None of her colleagues could explain it either. She had to contact a fly specialist to solve this mystery.
According to the Devon Wildlife Trust:
It was only when she passed the images on to Martin Harvey, a leading fly expert, that the answer was revealed. The fly concerned turned out to be Atherix ibis, part of ibis fly family. Martin explained that the flies are known to adopt this strange behaviour, but that it was ‘not often seen’.

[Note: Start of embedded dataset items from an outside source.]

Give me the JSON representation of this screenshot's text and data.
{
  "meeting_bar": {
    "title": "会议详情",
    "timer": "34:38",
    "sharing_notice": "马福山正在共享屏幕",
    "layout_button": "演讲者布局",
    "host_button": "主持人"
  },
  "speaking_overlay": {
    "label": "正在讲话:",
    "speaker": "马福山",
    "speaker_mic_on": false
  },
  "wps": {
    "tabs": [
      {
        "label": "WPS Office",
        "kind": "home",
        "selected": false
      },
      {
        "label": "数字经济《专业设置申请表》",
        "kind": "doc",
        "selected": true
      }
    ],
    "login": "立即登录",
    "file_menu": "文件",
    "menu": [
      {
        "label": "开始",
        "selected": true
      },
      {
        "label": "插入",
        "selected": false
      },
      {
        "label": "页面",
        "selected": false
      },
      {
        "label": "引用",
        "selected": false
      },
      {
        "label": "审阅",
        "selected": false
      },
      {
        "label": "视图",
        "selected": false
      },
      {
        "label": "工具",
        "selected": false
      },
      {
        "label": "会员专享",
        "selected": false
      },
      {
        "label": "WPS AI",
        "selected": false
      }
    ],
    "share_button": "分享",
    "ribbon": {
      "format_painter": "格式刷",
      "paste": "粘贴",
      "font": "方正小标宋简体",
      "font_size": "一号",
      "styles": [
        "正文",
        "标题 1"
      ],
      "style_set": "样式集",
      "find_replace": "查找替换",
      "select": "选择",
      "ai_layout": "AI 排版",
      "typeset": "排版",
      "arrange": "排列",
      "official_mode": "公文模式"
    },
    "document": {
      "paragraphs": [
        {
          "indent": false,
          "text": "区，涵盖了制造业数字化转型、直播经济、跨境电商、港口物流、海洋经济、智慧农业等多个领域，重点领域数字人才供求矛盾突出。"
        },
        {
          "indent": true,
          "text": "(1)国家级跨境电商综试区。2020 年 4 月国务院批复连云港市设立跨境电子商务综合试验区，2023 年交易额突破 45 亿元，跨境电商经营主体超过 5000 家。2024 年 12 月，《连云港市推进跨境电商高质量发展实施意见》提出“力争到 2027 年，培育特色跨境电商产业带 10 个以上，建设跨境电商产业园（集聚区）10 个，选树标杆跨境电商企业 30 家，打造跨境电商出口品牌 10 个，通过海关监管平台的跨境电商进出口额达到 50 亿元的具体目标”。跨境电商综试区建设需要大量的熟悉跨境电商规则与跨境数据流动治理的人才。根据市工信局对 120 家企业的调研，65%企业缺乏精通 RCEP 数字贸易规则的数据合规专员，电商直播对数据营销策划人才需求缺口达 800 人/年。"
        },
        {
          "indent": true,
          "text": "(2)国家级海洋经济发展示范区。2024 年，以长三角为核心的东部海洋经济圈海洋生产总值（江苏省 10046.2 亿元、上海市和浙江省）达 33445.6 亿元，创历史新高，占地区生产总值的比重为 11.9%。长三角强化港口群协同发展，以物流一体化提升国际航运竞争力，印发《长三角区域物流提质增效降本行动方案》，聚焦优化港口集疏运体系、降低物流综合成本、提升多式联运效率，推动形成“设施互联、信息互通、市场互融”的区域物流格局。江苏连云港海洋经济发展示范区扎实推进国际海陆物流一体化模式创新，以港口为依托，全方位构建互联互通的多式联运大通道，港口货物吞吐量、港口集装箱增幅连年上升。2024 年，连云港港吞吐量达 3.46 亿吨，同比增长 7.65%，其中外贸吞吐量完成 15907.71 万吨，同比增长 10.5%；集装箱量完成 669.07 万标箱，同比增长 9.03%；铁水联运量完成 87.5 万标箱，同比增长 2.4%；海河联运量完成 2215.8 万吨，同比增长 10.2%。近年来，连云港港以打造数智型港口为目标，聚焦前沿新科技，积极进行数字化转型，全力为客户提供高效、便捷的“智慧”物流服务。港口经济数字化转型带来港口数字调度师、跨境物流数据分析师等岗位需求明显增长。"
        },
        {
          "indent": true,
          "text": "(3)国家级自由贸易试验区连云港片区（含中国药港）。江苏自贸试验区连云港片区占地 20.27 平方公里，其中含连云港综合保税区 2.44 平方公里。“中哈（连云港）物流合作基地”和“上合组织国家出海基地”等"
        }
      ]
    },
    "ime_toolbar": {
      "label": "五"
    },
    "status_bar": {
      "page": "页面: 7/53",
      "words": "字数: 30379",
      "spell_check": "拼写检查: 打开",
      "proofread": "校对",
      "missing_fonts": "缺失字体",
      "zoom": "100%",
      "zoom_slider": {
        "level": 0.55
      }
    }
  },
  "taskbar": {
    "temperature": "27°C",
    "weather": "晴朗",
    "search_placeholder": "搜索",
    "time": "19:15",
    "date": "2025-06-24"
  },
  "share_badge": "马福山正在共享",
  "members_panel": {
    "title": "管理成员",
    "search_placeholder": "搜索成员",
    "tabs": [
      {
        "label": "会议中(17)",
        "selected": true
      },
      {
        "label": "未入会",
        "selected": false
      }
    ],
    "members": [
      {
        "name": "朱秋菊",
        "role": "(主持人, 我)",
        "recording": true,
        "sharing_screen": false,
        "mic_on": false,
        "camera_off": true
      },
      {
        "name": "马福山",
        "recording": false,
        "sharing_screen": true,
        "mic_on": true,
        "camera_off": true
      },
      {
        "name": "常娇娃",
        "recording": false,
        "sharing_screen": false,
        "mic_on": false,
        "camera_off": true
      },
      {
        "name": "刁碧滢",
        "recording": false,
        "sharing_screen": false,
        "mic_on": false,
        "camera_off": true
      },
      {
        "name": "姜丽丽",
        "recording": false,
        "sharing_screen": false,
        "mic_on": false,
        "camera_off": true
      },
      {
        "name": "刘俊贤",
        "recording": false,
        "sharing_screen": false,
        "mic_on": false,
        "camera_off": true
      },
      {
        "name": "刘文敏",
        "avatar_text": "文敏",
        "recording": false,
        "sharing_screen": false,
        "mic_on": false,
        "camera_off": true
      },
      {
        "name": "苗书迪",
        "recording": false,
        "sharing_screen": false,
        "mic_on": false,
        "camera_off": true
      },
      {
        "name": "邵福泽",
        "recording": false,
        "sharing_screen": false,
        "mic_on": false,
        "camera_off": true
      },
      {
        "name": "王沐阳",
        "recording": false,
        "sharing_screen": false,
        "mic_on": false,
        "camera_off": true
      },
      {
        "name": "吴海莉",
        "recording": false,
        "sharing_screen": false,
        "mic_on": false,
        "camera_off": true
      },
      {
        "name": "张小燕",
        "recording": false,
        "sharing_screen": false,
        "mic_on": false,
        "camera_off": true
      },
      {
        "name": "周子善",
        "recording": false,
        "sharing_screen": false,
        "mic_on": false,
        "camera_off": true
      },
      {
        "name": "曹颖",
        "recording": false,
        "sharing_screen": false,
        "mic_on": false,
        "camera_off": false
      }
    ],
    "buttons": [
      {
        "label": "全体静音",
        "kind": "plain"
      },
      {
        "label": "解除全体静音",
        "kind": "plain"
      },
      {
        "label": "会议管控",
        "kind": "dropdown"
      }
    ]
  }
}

Martin explained that the behaviour takes place when the flies are preparing to lay their eggs. Females come together to form dense balls on branches overhanging rivers. Often these balls can consist of several hundred flies and are frequently formed where flood refuse has been caught in a branch, giving a good base on which the flies can cling. The females then lay their eggs in a glutinous goo and then die, leaving a suspended mass of dead flies and eggs. When the eggs hatch the fly larvae drop into the river’s water to begin the next stage of their life cycle.
I think this is further proof that nature is awesome in its majesty and variety. And also? If crap like this is happening on Earth all the time, the creatures from Alien might as well be real.